Llega inexorable el mensaje de mi ex que dice estoy abajo varios minutos antes de que sea cierto. Mientras lo leo puedo ver que en ese preciso momento el niño entró en su propio mundo, empezó a jugar y está haciendo hablar a sus muñecos. Me da mucha pena cortarlo. Me termino de vestir. Entro en su cuarto, le digo que tenemos que bajar, no quiere, me dice que no, quiere jugar, da miles de vueltas, se saca las zapatillas que acabo de ponerle y las tira por el aire. Saco mi última reserva de tolerancia, le digo que su papá lo está esperando, que vamos, que lo ayudo a ponérselas de nuevo. Me mira con enojo, me enojo yo, después de un rato se deja, agarramos las dos mochilas con cosas para los próximos dos días, miro de nuevo que no nos estemos olvidando de nada que haga que tengan que volver. Meto en la mochila el pantalón para el colegio que todavía está mojado, me arrepiento, lo saco y meto uno que no está sucio pero sí usado y sé que esto va a generar un malestar, manifestado en algún mensaje ulterior de reclamo pero no tengo opción. Bajamos.

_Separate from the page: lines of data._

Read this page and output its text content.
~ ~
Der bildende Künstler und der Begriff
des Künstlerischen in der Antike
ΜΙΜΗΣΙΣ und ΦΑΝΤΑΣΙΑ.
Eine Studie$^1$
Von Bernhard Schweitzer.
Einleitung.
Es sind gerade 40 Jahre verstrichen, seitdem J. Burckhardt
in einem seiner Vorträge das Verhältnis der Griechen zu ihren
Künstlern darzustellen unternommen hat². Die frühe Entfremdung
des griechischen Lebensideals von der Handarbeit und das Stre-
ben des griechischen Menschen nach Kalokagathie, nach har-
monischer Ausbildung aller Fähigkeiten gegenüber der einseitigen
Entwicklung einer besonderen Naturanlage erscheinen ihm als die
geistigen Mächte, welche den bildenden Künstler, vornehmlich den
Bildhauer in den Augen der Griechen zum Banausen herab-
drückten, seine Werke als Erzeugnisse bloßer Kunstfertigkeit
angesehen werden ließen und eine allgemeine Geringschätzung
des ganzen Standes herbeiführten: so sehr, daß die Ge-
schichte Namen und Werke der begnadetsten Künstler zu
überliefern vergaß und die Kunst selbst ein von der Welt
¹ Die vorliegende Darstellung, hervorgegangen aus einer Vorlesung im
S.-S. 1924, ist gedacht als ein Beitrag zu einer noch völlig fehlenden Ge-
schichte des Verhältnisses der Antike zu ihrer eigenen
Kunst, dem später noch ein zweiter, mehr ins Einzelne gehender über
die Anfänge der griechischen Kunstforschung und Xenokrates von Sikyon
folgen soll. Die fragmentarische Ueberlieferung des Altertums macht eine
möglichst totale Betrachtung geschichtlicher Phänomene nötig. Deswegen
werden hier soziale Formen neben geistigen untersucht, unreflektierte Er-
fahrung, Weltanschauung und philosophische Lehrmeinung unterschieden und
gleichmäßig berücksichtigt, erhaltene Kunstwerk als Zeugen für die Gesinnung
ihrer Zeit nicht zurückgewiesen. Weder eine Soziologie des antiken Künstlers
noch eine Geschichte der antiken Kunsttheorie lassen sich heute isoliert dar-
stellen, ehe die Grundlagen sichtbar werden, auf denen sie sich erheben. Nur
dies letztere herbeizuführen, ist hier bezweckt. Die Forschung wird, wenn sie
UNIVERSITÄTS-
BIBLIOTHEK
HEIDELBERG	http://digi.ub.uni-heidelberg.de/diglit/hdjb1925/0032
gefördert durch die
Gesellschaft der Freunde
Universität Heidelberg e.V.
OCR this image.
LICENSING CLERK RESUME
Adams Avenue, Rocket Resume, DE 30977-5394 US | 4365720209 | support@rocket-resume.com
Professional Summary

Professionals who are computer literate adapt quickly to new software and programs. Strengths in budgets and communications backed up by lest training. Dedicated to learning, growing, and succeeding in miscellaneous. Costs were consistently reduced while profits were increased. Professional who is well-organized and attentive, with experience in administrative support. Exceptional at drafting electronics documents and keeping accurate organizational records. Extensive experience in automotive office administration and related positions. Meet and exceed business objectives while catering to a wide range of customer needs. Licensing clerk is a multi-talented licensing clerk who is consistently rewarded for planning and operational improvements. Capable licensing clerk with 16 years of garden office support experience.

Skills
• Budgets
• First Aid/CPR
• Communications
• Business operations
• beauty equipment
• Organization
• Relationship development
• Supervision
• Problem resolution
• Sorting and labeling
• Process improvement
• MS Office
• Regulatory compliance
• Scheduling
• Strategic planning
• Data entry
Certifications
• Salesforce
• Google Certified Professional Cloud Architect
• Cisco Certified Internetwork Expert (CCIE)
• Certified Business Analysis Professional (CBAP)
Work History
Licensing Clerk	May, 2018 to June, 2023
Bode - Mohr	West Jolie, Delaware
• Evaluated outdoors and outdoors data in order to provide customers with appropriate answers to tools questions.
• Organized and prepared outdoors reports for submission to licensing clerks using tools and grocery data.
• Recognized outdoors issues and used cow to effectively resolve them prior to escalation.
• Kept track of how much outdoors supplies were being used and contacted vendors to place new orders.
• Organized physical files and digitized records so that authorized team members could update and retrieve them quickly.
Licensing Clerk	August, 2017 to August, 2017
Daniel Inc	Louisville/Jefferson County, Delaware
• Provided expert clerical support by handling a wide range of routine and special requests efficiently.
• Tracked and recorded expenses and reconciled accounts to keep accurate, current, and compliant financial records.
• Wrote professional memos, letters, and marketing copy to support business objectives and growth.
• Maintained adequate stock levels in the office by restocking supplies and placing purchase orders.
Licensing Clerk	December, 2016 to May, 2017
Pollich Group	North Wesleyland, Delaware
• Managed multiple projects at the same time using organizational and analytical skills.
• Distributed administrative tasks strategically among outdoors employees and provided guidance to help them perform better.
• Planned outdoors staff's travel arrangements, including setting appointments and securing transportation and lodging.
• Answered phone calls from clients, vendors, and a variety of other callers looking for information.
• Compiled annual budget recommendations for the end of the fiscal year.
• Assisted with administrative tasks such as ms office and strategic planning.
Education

El encuentro quincenal en el que nos vemos los tres, la cesión de mando, consiste como mucho en diez minutos. Pero me destruyen. Él hace un esfuerzo por saludarme, se da el traspaso de bolsos, de mis manos a las suyas, es el único contacto que existe, le digo las dos o tres cosas que tenía pensadas, las más importantes, porque sé que más no va a escuchar y ni siquiera estoy segura de que asimile estas. Siento piedras en los bolsillos que me hunden en el suelo. Me hago la tonta con mis propias sensaciones para subsistir. El niño me abraza, lo abrazo fuerte, lo cubro con mi pelo, le digo que lo voy a extrañar, me dice que él también, que me quiere mucho, mi pecho se anuda, duele. Se van. Vuelvo a respirar. Trago mi saliva que parece como un tóxico espeso. Me tomo mi propio veneno líquido. En dosis.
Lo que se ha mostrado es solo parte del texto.